We define three UDFs to compute two metrics (sentiment and readability scores) that give us insights into the quality of the LLM outputs.

@pxt.udf
def get_sentiment_score(text: str) -> float:
    return TextBlob(text).sentiment.polarity

@pxt.udf
def extract_keywords(text: str, num_keywords: int = 5) -> list:
    stop_words = set(stopwords.words('english'))
    words = word_tokenize(text.lower())
    keywords = [word for word in words if word.isalnum() and word not in stop_words]
    return sorted(set(keywords), key=keywords.count, reverse=True)[:num_keywords]

@pxt.udf
def calculate_readability(text: str) -> float:
    words = len(re.findall(r'\w+', text))
    sentences = len(re.findall(r'\w+[.!?]', text)) or 1
    average_words_per_sentence = words / sentences
    return 206.835 - 1.015 * average_words_per_sentence

For each model we want to compare we are adding the metrics as new computed columns, using the UDFs we created.

t['large_sentiment_score'] = get_sentiment_score(t.ml_response)
t['large_keywords'] = extract_keywords(t.ml_response)
t['large_readability_score'] = calculate_readability(t.ml_response)

t['open_sentiment_score'] = get_sentiment_score(t.omn_response)
t['open_keywords'] = extract_keywords(t.omn_response)
t['open_readability_score'] = calculate_readability(t.omn_response)

Once a UDF is defined and used in a computed column, Pixeltable automatically applies it to all relevant rows.

You don't need to write loops or worry about applying the function to each row manually.

t.head(1)

5. Experiment with Different Prompts

We are inserting an additional two rows, and Pixeltable will automatically populate the computed columns.

t.insert([
    {
        'task': 'summarization',
        'system': 'Provide a concise summary of the following text in one sentence:',
        'input_text': 'Mistral AI is a company that develops AI models and has been in the news for its partnerships and latest models.'
    },
    {
        'task': 'translation',
        'system': 'Translate the following English text to French:',
        'input_text': 'Hello, how are you today?'
    }
])

Often you want to select only certain rows and/or certain columns in a table.

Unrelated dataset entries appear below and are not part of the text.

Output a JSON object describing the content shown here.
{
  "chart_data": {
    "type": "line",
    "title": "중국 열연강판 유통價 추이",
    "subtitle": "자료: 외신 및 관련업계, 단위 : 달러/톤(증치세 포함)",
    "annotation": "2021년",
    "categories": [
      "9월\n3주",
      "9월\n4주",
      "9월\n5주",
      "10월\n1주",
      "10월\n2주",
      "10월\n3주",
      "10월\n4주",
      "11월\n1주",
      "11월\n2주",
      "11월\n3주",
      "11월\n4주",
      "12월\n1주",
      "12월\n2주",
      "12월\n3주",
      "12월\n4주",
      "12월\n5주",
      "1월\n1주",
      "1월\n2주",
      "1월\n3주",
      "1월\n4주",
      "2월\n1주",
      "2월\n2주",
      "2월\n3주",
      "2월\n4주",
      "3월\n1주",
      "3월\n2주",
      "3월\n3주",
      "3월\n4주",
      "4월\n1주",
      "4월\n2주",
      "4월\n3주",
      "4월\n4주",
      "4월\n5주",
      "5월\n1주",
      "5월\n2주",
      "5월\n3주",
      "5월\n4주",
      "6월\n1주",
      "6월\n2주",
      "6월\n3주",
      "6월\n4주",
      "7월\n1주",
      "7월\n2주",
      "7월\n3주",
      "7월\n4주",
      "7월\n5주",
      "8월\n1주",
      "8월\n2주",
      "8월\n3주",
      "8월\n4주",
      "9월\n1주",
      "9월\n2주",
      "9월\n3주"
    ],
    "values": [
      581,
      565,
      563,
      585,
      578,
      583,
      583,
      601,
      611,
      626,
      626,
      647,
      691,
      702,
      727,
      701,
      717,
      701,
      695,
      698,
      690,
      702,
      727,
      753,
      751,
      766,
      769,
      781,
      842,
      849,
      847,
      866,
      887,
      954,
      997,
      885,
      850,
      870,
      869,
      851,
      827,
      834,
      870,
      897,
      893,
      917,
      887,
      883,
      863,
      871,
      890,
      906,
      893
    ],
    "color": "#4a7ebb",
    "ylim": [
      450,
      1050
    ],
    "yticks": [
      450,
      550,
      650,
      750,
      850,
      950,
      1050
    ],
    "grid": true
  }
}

You can do this with where().

You can learn more about the available table and data operations here.

t.select(t.task, t.omn_response, t.ml_response, t.large_readability_score, t.open_readability_score).where(t.task == 'summarization').collect()

Pixeltable's schema provides a holistic view of data ingestion, inference API calls, and metric computation, reflecting your entire workflow.